KNIGHT: This has been a great conversation. I’d like to start bringing it to a close here. I’m going to do a lightning round around the panel on if you could tell—when he’s confirmed—the new chair of the SEC or whoever your preferred policymaker may be—one lesson to learn out of this, what would it be? Chris, let’s start with you because I’m looking at you right now.
RUSSO: My view is that if we’re going to change regulation, regulation should simply be enhanced to ensure that the access and disclosure for financial market participants is provided equitably to everybody, including the public.
KNIGHT: Great. Martin?
GURRI: I don’t talk to policymakers much, but if I were to talk to them on this—and nobody would ask my advice on financial markets, I hope—but I would tell them, “You have lost control, and you probably have lost control permanently.” I think the information structure of our society today is such that this may never happen again, or it may happen in far more serious and persistent and long-lasting ways.
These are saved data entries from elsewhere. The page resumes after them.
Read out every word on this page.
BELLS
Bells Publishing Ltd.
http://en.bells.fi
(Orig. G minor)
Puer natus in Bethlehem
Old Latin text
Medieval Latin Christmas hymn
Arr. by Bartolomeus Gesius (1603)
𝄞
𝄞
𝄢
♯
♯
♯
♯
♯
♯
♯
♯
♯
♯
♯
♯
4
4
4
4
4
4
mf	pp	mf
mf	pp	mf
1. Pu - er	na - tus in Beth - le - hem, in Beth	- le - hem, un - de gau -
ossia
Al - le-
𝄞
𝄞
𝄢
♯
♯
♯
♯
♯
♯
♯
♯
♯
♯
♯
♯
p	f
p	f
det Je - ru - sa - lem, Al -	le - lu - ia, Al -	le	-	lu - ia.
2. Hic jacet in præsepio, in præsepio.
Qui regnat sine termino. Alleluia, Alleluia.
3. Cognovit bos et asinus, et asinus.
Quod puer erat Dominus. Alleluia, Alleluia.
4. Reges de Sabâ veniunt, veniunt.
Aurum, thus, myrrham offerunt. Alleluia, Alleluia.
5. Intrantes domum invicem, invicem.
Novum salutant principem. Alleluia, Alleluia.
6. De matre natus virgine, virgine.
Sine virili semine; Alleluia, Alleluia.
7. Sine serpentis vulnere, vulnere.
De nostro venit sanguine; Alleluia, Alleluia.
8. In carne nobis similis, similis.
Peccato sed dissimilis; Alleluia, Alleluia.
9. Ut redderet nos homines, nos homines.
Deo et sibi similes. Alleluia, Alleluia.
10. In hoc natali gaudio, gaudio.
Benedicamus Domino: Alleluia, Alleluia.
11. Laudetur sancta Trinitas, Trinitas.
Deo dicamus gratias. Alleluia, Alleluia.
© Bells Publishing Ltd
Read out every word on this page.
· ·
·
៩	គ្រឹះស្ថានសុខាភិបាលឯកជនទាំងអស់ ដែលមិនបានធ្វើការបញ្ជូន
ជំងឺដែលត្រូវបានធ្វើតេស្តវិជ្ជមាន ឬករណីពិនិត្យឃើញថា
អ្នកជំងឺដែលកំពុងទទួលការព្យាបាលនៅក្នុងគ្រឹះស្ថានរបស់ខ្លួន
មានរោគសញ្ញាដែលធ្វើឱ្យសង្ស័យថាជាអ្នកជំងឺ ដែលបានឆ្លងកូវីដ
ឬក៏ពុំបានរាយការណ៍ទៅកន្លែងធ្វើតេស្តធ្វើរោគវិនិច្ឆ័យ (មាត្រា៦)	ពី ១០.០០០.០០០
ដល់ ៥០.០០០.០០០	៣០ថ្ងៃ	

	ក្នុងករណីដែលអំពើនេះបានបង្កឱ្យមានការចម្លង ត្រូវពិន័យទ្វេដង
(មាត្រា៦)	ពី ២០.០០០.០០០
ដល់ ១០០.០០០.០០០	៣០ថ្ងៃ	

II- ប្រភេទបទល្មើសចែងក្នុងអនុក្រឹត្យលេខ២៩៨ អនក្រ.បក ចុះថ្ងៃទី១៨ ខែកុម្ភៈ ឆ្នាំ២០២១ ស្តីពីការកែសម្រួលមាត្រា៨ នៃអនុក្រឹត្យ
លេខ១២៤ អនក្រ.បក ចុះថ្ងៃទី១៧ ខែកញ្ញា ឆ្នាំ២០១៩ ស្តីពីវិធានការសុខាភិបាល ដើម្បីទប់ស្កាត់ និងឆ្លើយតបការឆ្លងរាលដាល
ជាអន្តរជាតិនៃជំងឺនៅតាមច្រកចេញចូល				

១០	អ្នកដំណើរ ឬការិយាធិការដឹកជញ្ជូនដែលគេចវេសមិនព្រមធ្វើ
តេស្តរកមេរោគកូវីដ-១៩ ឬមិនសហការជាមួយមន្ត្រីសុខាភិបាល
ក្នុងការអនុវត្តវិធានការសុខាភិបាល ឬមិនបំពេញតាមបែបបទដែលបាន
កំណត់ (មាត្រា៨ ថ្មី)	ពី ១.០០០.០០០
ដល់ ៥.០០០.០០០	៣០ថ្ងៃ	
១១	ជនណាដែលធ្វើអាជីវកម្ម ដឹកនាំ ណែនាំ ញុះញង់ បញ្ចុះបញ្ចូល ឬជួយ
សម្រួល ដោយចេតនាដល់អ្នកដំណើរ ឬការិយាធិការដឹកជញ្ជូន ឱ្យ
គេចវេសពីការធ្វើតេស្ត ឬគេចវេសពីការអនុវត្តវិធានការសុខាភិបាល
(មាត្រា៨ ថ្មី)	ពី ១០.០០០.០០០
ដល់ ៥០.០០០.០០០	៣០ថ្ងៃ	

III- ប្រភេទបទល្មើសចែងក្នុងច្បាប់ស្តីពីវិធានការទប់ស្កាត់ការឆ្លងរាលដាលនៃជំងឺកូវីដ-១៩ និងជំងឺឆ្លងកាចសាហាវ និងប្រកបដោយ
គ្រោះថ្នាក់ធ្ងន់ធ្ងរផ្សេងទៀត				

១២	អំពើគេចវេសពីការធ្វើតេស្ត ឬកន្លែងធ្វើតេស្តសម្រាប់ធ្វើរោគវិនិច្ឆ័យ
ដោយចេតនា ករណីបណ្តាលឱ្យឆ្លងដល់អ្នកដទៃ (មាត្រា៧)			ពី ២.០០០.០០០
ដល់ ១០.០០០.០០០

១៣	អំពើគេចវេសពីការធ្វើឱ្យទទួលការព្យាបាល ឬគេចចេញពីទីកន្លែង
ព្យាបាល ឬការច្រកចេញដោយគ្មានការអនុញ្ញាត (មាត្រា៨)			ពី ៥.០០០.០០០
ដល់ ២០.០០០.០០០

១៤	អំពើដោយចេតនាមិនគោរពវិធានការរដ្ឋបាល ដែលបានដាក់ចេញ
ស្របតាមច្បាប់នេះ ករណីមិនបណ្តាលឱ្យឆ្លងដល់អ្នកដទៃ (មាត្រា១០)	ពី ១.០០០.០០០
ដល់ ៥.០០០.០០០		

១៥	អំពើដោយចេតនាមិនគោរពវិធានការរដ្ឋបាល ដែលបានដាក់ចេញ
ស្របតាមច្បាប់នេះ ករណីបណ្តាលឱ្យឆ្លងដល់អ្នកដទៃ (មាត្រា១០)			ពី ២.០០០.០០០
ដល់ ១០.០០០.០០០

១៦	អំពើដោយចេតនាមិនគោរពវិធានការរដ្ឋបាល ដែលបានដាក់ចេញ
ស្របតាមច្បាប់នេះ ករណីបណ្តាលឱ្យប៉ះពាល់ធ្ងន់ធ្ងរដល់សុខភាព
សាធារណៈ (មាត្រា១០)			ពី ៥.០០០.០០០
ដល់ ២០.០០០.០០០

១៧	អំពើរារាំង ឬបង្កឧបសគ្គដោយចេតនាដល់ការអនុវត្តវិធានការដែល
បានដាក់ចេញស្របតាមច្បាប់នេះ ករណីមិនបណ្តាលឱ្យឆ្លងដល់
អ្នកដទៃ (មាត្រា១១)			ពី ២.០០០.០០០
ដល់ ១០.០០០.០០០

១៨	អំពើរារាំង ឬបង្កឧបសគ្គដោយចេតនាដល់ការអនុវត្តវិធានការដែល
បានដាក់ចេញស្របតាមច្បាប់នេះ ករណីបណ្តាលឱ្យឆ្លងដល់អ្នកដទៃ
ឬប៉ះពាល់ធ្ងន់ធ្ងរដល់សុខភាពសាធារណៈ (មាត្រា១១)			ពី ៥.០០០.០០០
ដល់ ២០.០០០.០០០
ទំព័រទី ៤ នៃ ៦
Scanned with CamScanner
The idea that we can play whack-a-mole with this stuff, I think, is the 20th century—we are in charge. We can allow things to happen or not happen in a sense that if I look at the policymaker that I’m talking to, and I look at that WallStreetBets community, it’s like this is two different species of humans. I think, basically, the second one is making the first one lose control.
KNIGHT: Thanks, Martin. Andy?
VOLLMER: I want policymakers to be very thoughtful and cautious before they move to adopt some new type of regulation. Every government rule restricts what people can do. If we have more regulation, if we have a new area of regulation because of this event, which, as I said, was limited to a small number of securities and to a short time period—and as Martin just said, it might not happen again—but every effort to regulate restricts individual liberty and personal freedom, and we should not do that lightly. The history and tradition of the country is to the opposite. It’s one of our foremost values in the United States, is the preservation of personal freedom. We should regulate only if there’s a serious and widespread harm that occurs and is likely to repeat.
KNIGHT: Well, I’d like to thank the panelists for a stimulating discussion today, and I’d like to thank you for listening. I hope you found this as entertaining and informative as I have. This is Brian Knight. Thank you very much.